About

Sheila Frampton Photo of me

My artwork is firmly grounded in the craft of quiltmaking. It has taken me many years to acquire the cutting, piecing, and quilting skills I now use daily.  Vintage and contemporary commercial solid and print cotton fabrics, as well as hand dyed cotton fabrics I have created are the materials I use in my work. These textiles are cut primarily without rulers and stitched into a two dimensional surface. Once I create this pieced canvas, I spend hours on my long arm quilting machine stitching the top to cotton or wool batting and a fabric backing. The final step is to bind or face each individual piece.

I have always been interested in pattern and how complex pattern can also create complex figure ground composition. In 2011, I began to wonder what would happen if I selected a particular pattern–in this case the grid–and continued to play with it over the course of a series. What I discovered is that limiting the pattern but manipulating the line, color, and shape, can produce dynamic results that not only stand alone as compelling individual compositions, but also are intriguing to look at as a group.
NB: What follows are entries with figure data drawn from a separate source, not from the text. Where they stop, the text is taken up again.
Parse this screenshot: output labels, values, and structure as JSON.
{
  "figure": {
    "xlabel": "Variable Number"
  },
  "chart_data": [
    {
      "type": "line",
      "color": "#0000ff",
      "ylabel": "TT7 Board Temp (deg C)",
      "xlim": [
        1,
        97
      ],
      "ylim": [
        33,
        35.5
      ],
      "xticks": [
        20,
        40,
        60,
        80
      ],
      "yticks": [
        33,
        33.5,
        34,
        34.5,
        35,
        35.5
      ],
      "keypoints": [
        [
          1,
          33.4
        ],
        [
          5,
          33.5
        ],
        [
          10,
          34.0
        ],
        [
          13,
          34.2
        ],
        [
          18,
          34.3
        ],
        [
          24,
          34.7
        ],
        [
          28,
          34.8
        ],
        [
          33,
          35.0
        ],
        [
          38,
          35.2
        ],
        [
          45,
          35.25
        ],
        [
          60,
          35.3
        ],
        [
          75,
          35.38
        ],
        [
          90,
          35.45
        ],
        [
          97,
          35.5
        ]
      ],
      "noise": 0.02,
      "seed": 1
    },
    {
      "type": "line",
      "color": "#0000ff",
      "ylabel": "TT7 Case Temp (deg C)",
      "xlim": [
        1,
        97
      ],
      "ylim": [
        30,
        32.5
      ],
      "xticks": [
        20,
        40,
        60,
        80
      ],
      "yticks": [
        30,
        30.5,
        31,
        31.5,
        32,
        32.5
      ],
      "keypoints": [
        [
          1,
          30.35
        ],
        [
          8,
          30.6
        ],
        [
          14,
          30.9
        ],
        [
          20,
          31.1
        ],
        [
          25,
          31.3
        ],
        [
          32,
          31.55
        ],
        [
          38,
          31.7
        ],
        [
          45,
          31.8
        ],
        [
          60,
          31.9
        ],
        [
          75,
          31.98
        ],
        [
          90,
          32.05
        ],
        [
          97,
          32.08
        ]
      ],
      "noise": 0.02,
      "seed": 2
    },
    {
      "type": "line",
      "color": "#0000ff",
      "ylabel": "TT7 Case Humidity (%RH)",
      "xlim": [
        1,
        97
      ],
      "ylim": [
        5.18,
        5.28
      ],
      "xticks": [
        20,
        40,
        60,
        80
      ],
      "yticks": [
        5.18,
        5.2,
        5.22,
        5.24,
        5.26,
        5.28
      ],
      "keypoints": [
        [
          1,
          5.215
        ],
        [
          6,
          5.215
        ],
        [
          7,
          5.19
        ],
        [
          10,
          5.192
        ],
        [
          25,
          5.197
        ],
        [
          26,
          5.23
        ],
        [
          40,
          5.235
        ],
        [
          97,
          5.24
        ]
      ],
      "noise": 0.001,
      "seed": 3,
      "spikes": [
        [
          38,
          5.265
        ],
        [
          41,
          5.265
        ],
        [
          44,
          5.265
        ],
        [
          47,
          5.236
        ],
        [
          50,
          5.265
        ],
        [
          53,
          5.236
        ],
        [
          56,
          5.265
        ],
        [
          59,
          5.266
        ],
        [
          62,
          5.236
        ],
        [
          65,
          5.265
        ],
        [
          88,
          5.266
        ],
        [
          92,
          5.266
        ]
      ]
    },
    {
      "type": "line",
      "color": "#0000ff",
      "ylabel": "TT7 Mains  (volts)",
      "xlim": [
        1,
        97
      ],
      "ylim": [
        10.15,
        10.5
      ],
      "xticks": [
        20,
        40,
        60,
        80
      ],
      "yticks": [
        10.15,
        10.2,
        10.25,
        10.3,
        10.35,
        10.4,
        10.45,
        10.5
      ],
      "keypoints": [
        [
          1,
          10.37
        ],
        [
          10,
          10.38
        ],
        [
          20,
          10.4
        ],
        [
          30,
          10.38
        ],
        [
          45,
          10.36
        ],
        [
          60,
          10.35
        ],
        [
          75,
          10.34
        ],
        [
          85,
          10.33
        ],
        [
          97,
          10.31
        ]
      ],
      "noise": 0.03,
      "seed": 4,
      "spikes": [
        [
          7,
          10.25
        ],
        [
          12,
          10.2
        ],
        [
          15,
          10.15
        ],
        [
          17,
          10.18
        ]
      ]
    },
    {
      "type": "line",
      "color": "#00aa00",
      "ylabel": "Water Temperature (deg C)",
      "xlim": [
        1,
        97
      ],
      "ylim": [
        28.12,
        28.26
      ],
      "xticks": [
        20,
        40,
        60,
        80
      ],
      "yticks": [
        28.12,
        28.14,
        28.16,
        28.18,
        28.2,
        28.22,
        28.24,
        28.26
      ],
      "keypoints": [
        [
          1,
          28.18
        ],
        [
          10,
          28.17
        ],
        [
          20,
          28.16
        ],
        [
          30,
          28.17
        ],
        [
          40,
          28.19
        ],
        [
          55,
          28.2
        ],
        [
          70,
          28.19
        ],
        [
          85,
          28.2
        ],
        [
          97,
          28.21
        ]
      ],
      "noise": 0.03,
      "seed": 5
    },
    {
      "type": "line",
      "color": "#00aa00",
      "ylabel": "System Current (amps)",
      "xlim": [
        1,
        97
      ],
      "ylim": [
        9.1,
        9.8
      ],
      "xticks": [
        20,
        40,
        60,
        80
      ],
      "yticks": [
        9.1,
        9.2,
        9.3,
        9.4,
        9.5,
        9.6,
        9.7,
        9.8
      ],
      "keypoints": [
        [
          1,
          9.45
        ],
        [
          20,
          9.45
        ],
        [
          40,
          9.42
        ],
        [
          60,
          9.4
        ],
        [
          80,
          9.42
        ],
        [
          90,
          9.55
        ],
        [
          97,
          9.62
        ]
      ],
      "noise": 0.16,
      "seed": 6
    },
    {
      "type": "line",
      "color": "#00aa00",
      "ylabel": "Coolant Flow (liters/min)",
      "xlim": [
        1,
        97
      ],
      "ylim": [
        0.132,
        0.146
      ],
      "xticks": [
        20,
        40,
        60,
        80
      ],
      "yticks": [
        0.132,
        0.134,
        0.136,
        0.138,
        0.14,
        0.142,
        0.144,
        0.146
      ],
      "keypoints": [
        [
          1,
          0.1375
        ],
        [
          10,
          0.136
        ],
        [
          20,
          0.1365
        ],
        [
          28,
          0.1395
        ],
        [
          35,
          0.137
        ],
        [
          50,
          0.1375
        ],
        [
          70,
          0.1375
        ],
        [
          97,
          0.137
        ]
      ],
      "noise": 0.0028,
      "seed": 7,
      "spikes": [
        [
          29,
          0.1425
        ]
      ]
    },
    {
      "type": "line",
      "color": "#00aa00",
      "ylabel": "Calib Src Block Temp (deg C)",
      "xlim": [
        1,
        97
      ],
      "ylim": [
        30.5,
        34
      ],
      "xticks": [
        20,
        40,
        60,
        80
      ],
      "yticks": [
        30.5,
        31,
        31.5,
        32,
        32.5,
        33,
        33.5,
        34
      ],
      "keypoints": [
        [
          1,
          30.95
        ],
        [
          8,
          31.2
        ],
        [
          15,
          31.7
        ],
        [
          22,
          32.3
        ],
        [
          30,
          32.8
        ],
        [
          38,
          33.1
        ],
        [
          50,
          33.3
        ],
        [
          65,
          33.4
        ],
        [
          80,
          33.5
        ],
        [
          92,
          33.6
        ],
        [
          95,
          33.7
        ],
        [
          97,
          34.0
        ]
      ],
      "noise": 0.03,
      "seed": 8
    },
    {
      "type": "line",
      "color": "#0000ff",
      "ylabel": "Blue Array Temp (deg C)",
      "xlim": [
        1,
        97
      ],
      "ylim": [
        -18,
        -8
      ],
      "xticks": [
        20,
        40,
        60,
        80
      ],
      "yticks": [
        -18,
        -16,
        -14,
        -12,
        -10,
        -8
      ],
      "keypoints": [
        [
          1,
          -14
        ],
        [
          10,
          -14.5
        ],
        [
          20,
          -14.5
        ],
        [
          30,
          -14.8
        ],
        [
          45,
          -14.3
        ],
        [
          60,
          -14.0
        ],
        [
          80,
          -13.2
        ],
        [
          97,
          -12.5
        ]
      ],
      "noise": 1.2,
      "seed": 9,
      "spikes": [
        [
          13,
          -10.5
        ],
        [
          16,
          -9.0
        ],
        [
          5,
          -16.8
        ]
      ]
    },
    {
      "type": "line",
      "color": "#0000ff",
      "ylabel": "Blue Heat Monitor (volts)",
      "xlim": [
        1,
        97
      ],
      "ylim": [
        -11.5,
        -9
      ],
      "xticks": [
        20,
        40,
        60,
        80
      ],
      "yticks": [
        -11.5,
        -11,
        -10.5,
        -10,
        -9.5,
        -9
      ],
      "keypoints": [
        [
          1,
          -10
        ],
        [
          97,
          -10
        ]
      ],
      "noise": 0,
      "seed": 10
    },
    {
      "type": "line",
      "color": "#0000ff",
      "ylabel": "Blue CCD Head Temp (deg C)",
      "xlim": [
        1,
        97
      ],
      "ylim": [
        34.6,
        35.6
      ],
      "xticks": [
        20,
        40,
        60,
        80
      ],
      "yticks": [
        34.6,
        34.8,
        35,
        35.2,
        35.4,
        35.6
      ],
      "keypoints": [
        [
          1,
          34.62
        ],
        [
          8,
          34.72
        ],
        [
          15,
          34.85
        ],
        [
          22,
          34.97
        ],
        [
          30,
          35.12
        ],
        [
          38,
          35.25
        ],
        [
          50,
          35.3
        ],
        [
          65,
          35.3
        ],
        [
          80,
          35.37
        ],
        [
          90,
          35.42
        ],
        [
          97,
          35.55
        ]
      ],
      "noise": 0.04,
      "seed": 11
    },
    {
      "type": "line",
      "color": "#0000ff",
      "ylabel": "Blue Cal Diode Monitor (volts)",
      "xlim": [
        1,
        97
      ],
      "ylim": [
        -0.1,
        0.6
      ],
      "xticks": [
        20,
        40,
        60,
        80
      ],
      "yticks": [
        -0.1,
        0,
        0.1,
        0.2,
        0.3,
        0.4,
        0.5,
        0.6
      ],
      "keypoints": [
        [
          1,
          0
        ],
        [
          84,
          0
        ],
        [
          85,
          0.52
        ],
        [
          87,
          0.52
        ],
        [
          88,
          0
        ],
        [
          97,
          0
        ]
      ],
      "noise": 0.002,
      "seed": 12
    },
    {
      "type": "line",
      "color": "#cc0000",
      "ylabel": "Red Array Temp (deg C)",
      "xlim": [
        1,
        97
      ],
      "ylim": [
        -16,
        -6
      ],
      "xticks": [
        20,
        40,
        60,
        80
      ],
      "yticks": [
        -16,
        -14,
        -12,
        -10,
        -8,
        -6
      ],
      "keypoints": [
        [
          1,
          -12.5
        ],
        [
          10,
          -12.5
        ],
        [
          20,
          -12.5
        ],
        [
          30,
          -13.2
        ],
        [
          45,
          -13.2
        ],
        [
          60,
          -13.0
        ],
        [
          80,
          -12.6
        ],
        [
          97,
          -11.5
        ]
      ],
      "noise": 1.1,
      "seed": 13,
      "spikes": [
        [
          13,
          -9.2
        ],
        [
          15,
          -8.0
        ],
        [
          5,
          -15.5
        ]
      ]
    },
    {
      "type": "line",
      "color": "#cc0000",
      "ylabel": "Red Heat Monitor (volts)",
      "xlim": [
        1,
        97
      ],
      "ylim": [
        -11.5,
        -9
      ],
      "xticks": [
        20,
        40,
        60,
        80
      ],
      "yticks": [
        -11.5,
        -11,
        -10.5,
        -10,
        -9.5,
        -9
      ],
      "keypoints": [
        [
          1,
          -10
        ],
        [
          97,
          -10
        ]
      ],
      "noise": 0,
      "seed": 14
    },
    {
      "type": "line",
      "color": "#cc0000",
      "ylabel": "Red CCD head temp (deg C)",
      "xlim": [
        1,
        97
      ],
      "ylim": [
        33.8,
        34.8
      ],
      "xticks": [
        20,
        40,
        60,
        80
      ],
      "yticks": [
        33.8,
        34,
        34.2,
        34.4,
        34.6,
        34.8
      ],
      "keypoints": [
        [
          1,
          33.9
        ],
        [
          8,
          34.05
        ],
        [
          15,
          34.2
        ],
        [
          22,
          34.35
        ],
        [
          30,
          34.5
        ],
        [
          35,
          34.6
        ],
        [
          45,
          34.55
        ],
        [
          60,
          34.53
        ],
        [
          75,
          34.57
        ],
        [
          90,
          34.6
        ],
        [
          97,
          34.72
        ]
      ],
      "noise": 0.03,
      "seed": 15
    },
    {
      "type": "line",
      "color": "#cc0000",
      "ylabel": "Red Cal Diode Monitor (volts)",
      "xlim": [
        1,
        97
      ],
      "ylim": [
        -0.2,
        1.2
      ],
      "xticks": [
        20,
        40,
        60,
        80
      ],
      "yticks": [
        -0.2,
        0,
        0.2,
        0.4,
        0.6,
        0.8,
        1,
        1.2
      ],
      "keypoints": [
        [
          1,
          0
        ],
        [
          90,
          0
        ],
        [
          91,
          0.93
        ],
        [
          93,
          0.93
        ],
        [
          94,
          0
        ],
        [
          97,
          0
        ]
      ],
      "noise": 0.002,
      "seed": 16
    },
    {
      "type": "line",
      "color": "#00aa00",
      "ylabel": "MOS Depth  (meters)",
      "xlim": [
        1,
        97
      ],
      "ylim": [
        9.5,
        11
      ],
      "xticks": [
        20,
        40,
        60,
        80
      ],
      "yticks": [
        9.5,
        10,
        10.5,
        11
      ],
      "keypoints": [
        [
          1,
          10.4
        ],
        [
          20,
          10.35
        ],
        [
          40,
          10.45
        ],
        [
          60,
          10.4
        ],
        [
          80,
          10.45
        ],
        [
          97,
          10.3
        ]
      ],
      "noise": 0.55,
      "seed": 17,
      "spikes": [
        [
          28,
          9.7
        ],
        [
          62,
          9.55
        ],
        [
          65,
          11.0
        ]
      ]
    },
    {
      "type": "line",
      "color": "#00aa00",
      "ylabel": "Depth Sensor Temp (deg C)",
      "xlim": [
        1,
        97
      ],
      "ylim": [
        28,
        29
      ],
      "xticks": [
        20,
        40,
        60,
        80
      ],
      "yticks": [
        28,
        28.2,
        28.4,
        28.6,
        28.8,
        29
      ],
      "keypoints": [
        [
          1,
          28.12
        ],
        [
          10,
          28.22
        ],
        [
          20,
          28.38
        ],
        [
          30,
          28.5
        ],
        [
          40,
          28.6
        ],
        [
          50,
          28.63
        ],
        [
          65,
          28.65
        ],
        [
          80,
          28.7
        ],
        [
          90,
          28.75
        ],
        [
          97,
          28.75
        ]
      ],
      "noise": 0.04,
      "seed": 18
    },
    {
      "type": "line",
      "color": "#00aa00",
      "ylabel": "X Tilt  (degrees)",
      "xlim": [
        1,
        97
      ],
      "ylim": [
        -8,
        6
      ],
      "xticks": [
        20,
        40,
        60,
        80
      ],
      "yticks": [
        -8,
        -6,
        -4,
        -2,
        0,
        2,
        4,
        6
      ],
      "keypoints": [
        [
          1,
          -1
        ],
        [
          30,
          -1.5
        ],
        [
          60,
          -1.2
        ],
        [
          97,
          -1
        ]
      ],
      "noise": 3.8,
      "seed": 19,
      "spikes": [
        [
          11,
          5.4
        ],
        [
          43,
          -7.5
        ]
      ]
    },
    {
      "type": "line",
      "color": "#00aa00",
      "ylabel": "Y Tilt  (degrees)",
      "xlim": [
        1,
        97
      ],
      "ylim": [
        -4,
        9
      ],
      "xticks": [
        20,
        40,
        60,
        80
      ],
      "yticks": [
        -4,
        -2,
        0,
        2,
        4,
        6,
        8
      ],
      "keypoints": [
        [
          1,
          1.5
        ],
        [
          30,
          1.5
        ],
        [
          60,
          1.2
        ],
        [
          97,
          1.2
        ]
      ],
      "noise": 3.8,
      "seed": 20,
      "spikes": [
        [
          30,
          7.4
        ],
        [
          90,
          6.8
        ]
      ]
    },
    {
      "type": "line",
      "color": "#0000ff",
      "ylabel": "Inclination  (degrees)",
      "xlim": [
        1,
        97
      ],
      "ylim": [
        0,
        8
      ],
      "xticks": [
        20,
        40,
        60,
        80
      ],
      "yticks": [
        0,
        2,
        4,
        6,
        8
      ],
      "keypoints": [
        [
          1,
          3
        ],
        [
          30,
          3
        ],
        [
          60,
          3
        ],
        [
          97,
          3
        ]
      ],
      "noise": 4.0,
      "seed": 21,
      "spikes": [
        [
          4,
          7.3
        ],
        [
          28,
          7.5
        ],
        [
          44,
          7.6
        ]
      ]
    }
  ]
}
Limiting the structure of my work to a grid has allowed me to more fully explore my love of color. How to make color vibrate on the wall? That is the question for me. Most often the answer lies in proportion of line and shape in relation to color. Color is dynamic, fickle, explosive, solemn, mysterious, and beautiful. All colors possess these characteristics, and it is my daily work to explore how color is capable of being all these things for the viewer. It is with real joy that I try and try again to evoke deep emotion in the viewer through the use of color. This work is visceral. I do not know intellectually before hand what is going to happen when I put a sliver of chartreuse next to a bubble gum pink, but I am always willing to take the leap, to stitch until I find out.